Анатолий Зверев
Абстракция в серых тонах. 1959
Бумага, смешанная техника. 59х41
Коллекция галереи Веллум
Отечественный музыкальный авангард:
В ПОИСКАХ
Марианна Высоцкая
ХХ век поставил под сомнение абсолютизм канонических истин и традиционных ценностей, по-новому интерпретировал историю, расширил дефиниции, отменил кажущиеся незыблемыми смыслы... Рефлексии подверглось и одно из главных и универсальных общекультурных начал ― понятие духовности. Традиционное выведение духовной составляющей из религиозного миропонимания уступило место представлению о духовности как синониме нравственности, способности к эстетическому переживанию, особой сфере человеческой сущности, устремлённой к этическим идеалам истины и добра.

Динамика модели духопроявления не могла не повлиять и на изменение содержательного наполнения понятия «духовная музыка» ― сегодня мы трактуем его значительно шире, распространяя не только на музыкальную практику разноконфессиональных богослужений и концертные сочинения, использующие тексты, темы, сюжеты религиозного характера, но и на музыку, во всей полноте и интенсивности запечатлевшую духовный опыт, таинство глубинных процессов духовной жизни её автора.
Анатолий Зверев
Абстракция в серых тонах. 1959
Бумага, смешанная техника. 59х41
Коллекция галереи Веллум
В силу ряда особенностей общественно-политического развития России, история отечественного музыкального нонконформизма, пожалуй, как никакая другая история выстрадала право на обретение этой nova musica sacra, представленной во всём спектре жанров и форм: от открытой преемственности с каноном до его метафоры.
Русский музыкальный авангард начала ХХ века с его верой в спасительную миссию искусства на пороге апокалипсиса породил художников с обострённым осознанием творчества как теургии.

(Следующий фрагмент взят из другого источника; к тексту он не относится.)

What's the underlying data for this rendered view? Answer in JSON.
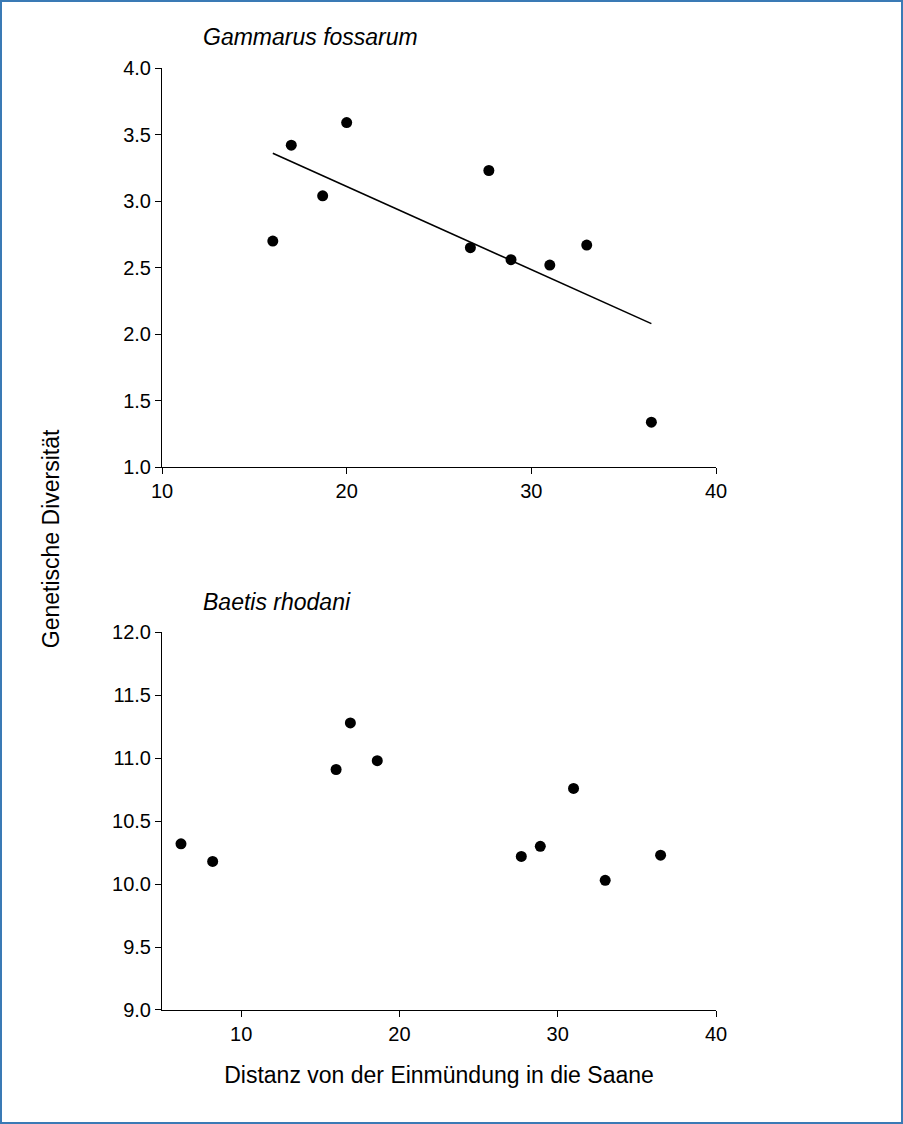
{
  "chart_data": [
    {
      "type": "scatter",
      "title": "Gammarus fossarum",
      "ylabel": "Genetische Diversität",
      "xlim": [
        10,
        40
      ],
      "xticks": [
        10,
        20,
        30,
        40
      ],
      "ylim": [
        1,
        4
      ],
      "yticks": [
        {
          "value": 1,
          "label": "1.0"
        },
        1.5,
        {
          "value": 2,
          "label": "2.0"
        },
        2.5,
        {
          "value": 3,
          "label": "3.0"
        },
        3.5,
        {
          "value": 4,
          "label": "4.0"
        }
      ],
      "grid": false,
      "series": [
        {
          "type": "scatter",
          "marker": "circle",
          "color": "#000000",
          "x": [
            16,
            17,
            18.7,
            20,
            26.7,
            27.7,
            28.9,
            31,
            33,
            36.5
          ],
          "values": [
            2.7,
            3.42,
            3.04,
            3.59,
            2.65,
            3.23,
            2.56,
            2.52,
            2.67,
            1.34
          ]
        },
        {
          "type": "line",
          "line_style": "solid",
          "color": "#000000",
          "x": [
            16,
            36.5
          ],
          "values": [
            3.36,
            2.08
          ]
        }
      ]
    },
    {
      "type": "scatter",
      "title": "Baetis rhodani",
      "xlabel": "Distanz von der Einmündung in die Saane",
      "xlim": [
        5,
        40
      ],
      "xticks": [
        10,
        20,
        30,
        40
      ],
      "ylim": [
        9,
        12
      ],
      "yticks": [
        {
          "value": 9,
          "label": "9.0"
        },
        9.5,
        {
          "value": 10,
          "label": "10.0"
        },
        10.5,
        {
          "value": 11,
          "label": "11.0"
        },
        11.5,
        {
          "value": 12,
          "label": "12.0"
        }
      ],
      "grid": false,
      "series": [
        {
          "type": "scatter",
          "marker": "circle",
          "color": "#000000",
          "x": [
            6.2,
            8.2,
            16,
            16.9,
            18.6,
            27.7,
            28.9,
            31,
            33,
            36.5
          ],
          "values": [
            10.32,
            10.18,
            10.91,
            11.28,
            10.98,
            10.22,
            10.3,
            10.76,
            10.03,
            10.23
          ]
        }
      ]
    }
  ]
}
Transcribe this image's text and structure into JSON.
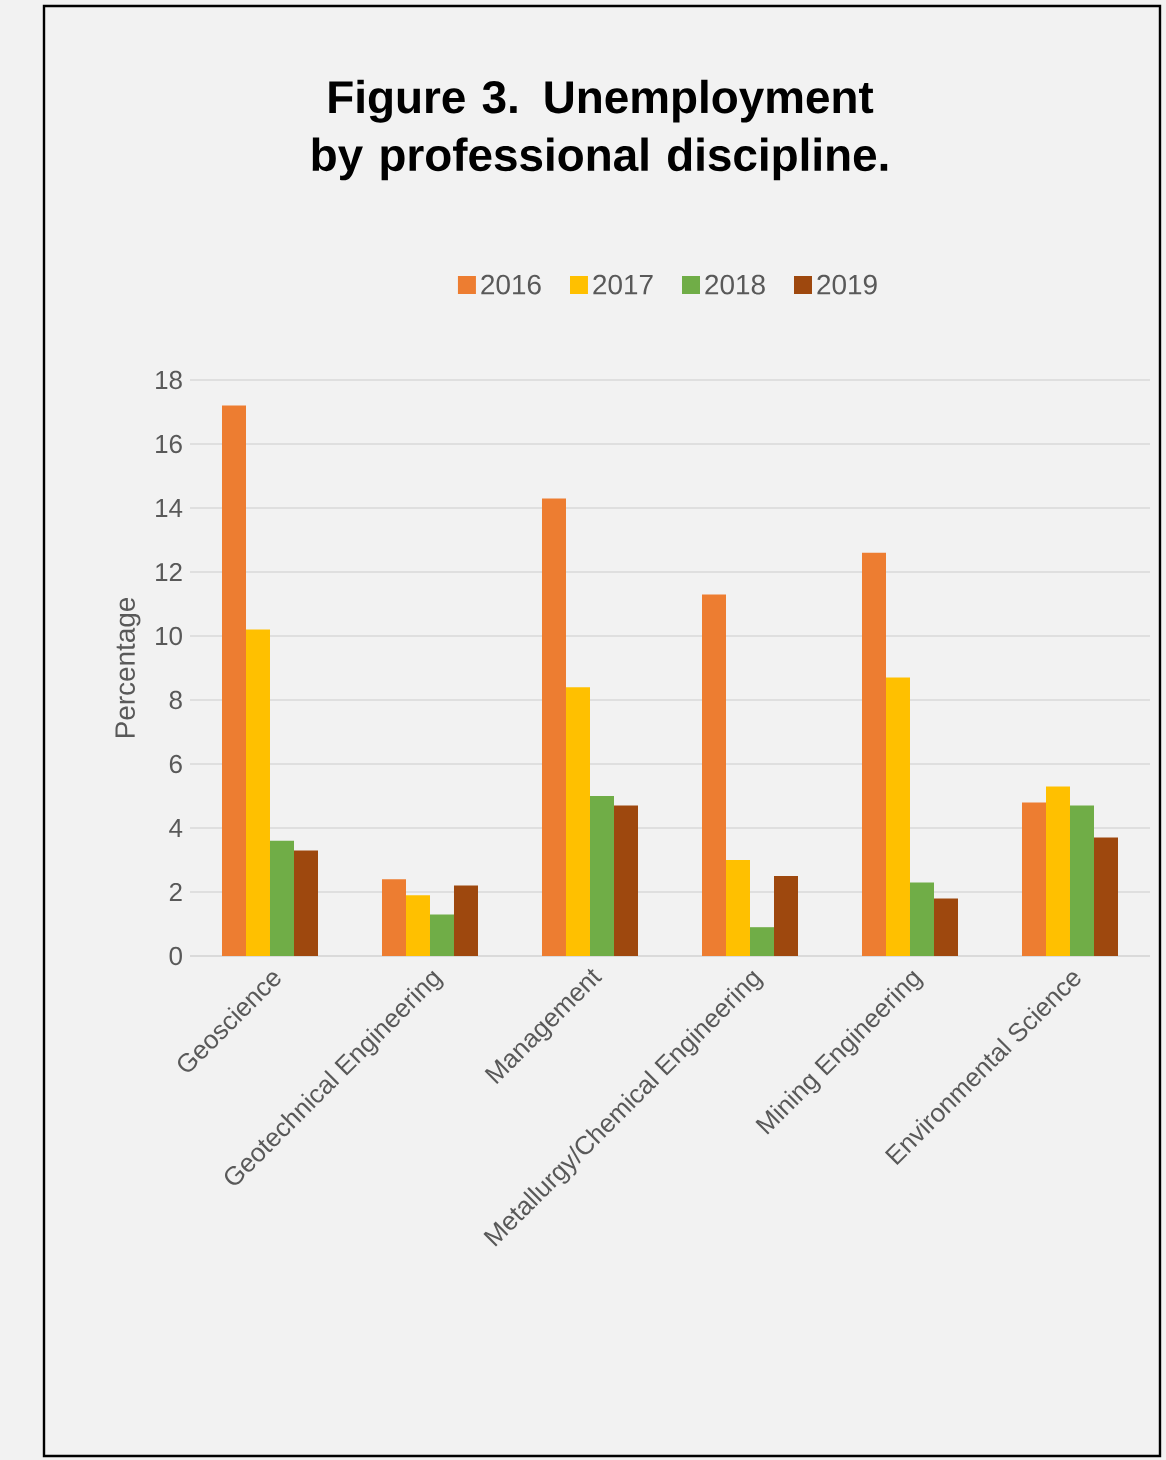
{
  "chart_data": {
    "type": "bar",
    "title": "Figure 3. Unemployment by professional discipline.",
    "ylabel": "Percentage",
    "categories": [
      "Geoscience",
      "Geotechnical Engineering",
      "Management",
      "Metallurgy/Chemical Engineering",
      "Mining Engineering",
      "Environmental Science"
    ],
    "series": [
      {
        "name": "2016",
        "color": "#ed7d31",
        "values": [
          17.2,
          2.4,
          14.3,
          11.3,
          12.6,
          4.8
        ]
      },
      {
        "name": "2017",
        "color": "#ffc000",
        "values": [
          10.2,
          1.9,
          8.4,
          3.0,
          8.7,
          5.3
        ]
      },
      {
        "name": "2018",
        "color": "#70ad47",
        "values": [
          3.6,
          1.3,
          5.0,
          0.9,
          2.3,
          4.7
        ]
      },
      {
        "name": "2019",
        "color": "#9e480e",
        "values": [
          3.3,
          2.2,
          4.7,
          2.5,
          1.8,
          3.7
        ]
      }
    ],
    "ylim": [
      0,
      18
    ],
    "yticks": [
      0,
      2,
      4,
      6,
      8,
      10,
      12,
      14,
      16,
      18
    ],
    "grid": "y",
    "legend": "top"
  }
}
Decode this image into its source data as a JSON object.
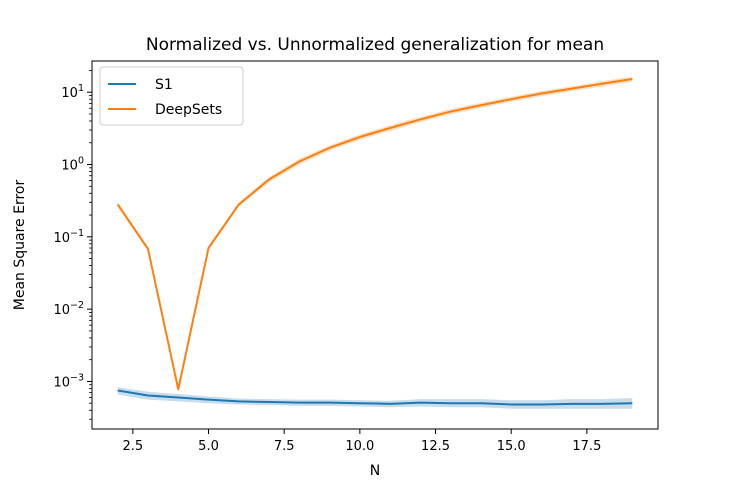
{
  "chart_data": {
    "type": "line",
    "title": "Normalized vs. Unnormalized generalization for mean",
    "xlabel": "N",
    "ylabel": "Mean Square Error",
    "yscale": "log",
    "xlim": [
      1.15,
      19.85
    ],
    "ylim": [
      0.00022,
      27
    ],
    "x_ticks": [
      {
        "value": 2.5,
        "label": "2.5"
      },
      {
        "value": 5.0,
        "label": "5.0"
      },
      {
        "value": 7.5,
        "label": "7.5"
      },
      {
        "value": 10.0,
        "label": "10.0"
      },
      {
        "value": 12.5,
        "label": "12.5"
      },
      {
        "value": 15.0,
        "label": "15.0"
      },
      {
        "value": 17.5,
        "label": "17.5"
      }
    ],
    "y_ticks": [
      {
        "value": 0.001,
        "base": "10",
        "exp": "−3"
      },
      {
        "value": 0.01,
        "base": "10",
        "exp": "−2"
      },
      {
        "value": 0.1,
        "base": "10",
        "exp": "−1"
      },
      {
        "value": 1,
        "base": "10",
        "exp": "0"
      },
      {
        "value": 10,
        "base": "10",
        "exp": "1"
      }
    ],
    "x": [
      2,
      3,
      4,
      5,
      6,
      7,
      8,
      9,
      10,
      11,
      12,
      13,
      14,
      15,
      16,
      17,
      18,
      19
    ],
    "series": [
      {
        "name": "S1",
        "color": "#1f77b4",
        "values": [
          0.00075,
          0.00064,
          0.0006,
          0.00056,
          0.00053,
          0.00052,
          0.00051,
          0.00051,
          0.0005,
          0.00049,
          0.00051,
          0.0005,
          0.0005,
          0.00048,
          0.00048,
          0.00049,
          0.00049,
          0.0005
        ],
        "lower": [
          0.00066,
          0.00056,
          0.00053,
          0.0005,
          0.00048,
          0.00047,
          0.00046,
          0.00046,
          0.00045,
          0.00044,
          0.00045,
          0.00044,
          0.00044,
          0.00042,
          0.00042,
          0.00042,
          0.00042,
          0.00042
        ],
        "upper": [
          0.00083,
          0.00072,
          0.00067,
          0.00062,
          0.00058,
          0.00057,
          0.00056,
          0.00056,
          0.00055,
          0.00054,
          0.00057,
          0.00057,
          0.00057,
          0.00055,
          0.00055,
          0.00057,
          0.00057,
          0.00059
        ]
      },
      {
        "name": "DeepSets",
        "color": "#ff7f0e",
        "values": [
          0.28,
          0.068,
          0.00078,
          0.07,
          0.28,
          0.62,
          1.1,
          1.7,
          2.4,
          3.2,
          4.2,
          5.4,
          6.6,
          8.0,
          9.6,
          11.2,
          13.1,
          15.2
        ],
        "lower": [
          0.26,
          0.063,
          0.00072,
          0.065,
          0.26,
          0.57,
          1.0,
          1.56,
          2.2,
          2.9,
          3.85,
          4.95,
          6.05,
          7.35,
          8.8,
          10.3,
          12.0,
          13.9
        ],
        "upper": [
          0.3,
          0.073,
          0.00084,
          0.075,
          0.3,
          0.67,
          1.2,
          1.84,
          2.6,
          3.5,
          4.55,
          5.85,
          7.15,
          8.65,
          10.4,
          12.1,
          14.2,
          16.5
        ]
      }
    ],
    "legend": {
      "position": "top-left"
    }
  }
}
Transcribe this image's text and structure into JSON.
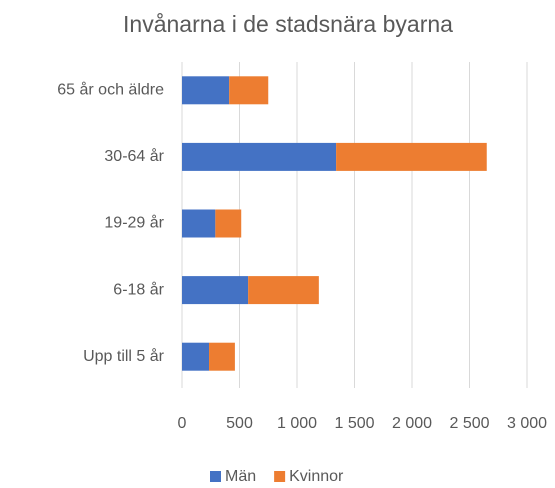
{
  "chart_data": {
    "type": "bar",
    "orientation": "horizontal",
    "stacked": true,
    "title": "Invånarna i de stadsnära byarna",
    "categories": [
      "65 år och äldre",
      "30-64 år",
      "19-29 år",
      "6-18 år",
      "Upp till 5 år"
    ],
    "series": [
      {
        "name": "Män",
        "color": "#4472c4",
        "values": [
          410,
          1340,
          290,
          575,
          235
        ]
      },
      {
        "name": "Kvinnor",
        "color": "#ed7d31",
        "values": [
          340,
          1310,
          225,
          615,
          225
        ]
      }
    ],
    "xlim": [
      0,
      3000
    ],
    "xticks": [
      0,
      500,
      {
        "value": 1000,
        "label": "1 000"
      },
      {
        "value": 1500,
        "label": "1 500"
      },
      {
        "value": 2000,
        "label": "2 000"
      },
      {
        "value": 2500,
        "label": "2 500"
      },
      {
        "value": 3000,
        "label": "3 000"
      }
    ],
    "grid": true,
    "legend": "bottom"
  }
}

Экзальтированная мистериальная поэтика Скрябина питала религиозно-мистические эксперименты «русских парижан» Николая Обухова и Ивана Вышнеградского. Грандиозные футурологические концепции их «новых евангелий» от музыки, основанных на синтезе искусств и подчинении сакральному Слову, ― ораториальных композиций «Книга Жизни» (1918‒1926) и «День Бытия» (1916; ред. 1939) ― сложились под влиянием идей русского космизма о революционном преображении сознания посредством предельного, доведённого до состояния экстаза духовного напряжения. Эволюция музыкального творчества мыслилась Вышнеградским как движение к единству новых Искусства, Литургии и Религии, движение по направлению к Храму, купол которого венчают звёзды. Благую весть о мире был призван нести «Третий и последний Завет» (1946) Обухова ― партитура этого сочинения изобилует символикой креста и круга, а в тембровый ансамбль введён созданный автором в начале 1930-х годов электроакустический инструмент с характерным названием Звучащий Крест.
Михаил Гробман. Храм. 1962
Бумага, линогравюра, цветные карандаши
51х40,5. Коллекция Музея AZ
С окончанием эры религиозного модернизма остаётся неутолённой духовная жажда богоискательства, в условиях атеистического нигилизма и идеологической ангажированности советского времени находящая выход в постановке и обсуждении «вечных» вопросов, фундаментальных мировоззренческих проблем человечества. Религиозные по своей сути, теперь они транслируются за пределы христианских догматов, вовне религиозного смыслового обоснования культуры. В качестве своеобразной «альтернативы канону» могут быть осмыслены и монументальная симфоническая эпопея Дмитрия Шостаковича (1925‒1971), запечатлевшая философию целостной жизни духа в его предельном измерении, и сценические произведения Сергея Прокофьева ― опера-мистерия «Огненный ангел» (1927) и балет-притча «Блудный сын» (1929) с их сложной этической проблематикой, отразившей интенсивность духовных поисков творца.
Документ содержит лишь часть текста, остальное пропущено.